A number of pages may be on screen at the same time, allowing graphics to be mixed anywhere on the screen or even overlapping. The system has a series of events that can be generated that will fire a state change in other graphics. This allows a strap coming on to fire an event to squeeze up a full page graphic to make room for it. I’ll be interested to see how effective this is and how complicated it gets as the graphics interact. It compares to transition logic in the vizRT machines. Video clips are usually Quicktime or AVi but the system uses ffmpeg internally so any codec to suit that should be possible. The performance of the system looked OK, but Aston are still working on a numeric display to show render time per frame which will help to judge the complexity of the page being built.
The screen layout can be configured for different operators; the windows are just moved around and resized even over two monitors which is welcome. The playout operator is able to get thumbnails of the pages in this wider layout with large page numbers and text. The assets folders can then also be made larger with search facilities that might not be used in designer mode.

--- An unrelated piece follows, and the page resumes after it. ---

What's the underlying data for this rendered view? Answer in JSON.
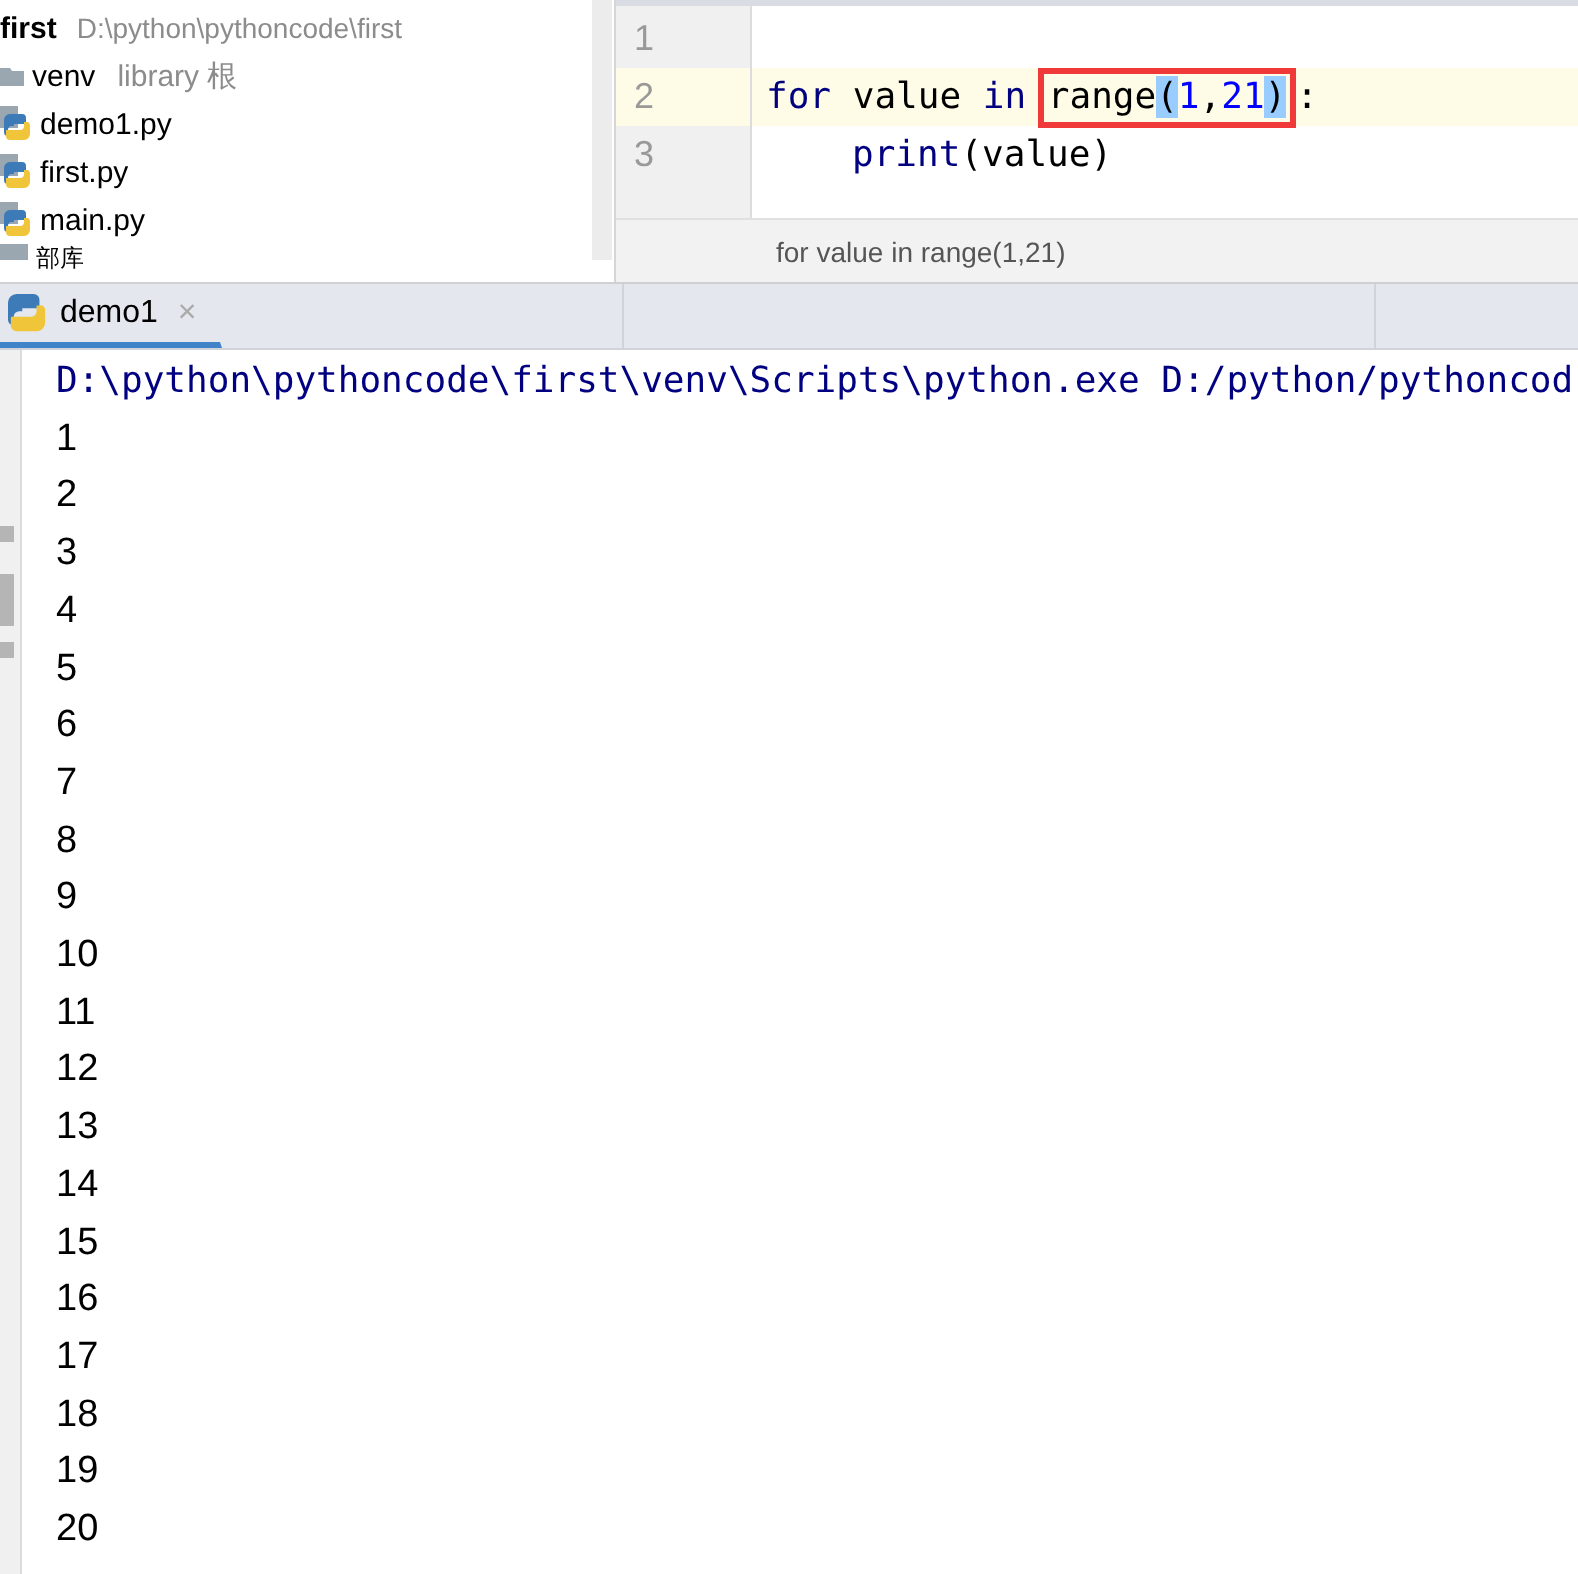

We haven’t seen the automation interfaces, but Aston and Softel the parent company are well used to these. They would probably be using the Brainstorm versions which we’ve seen previously, but it would be good to see it in action. Hardware wise, the system is based around a PC with nVidia quaddro cards and an AJA card for video in/out. This card gives a couple of SD inputs; maybe only one in HD as there was a question of what the performance hit would be. It would be a box (4U) per channel, but design stations could sit on a normal machine and link to the main boxes remotely. This could give a cheaper overall feel to the system. The system is definitely getting useful, but has room for improvement. I like the engine within it, the ideas in the interface look useful but I need to look more at the detail to see the quality and speed of use.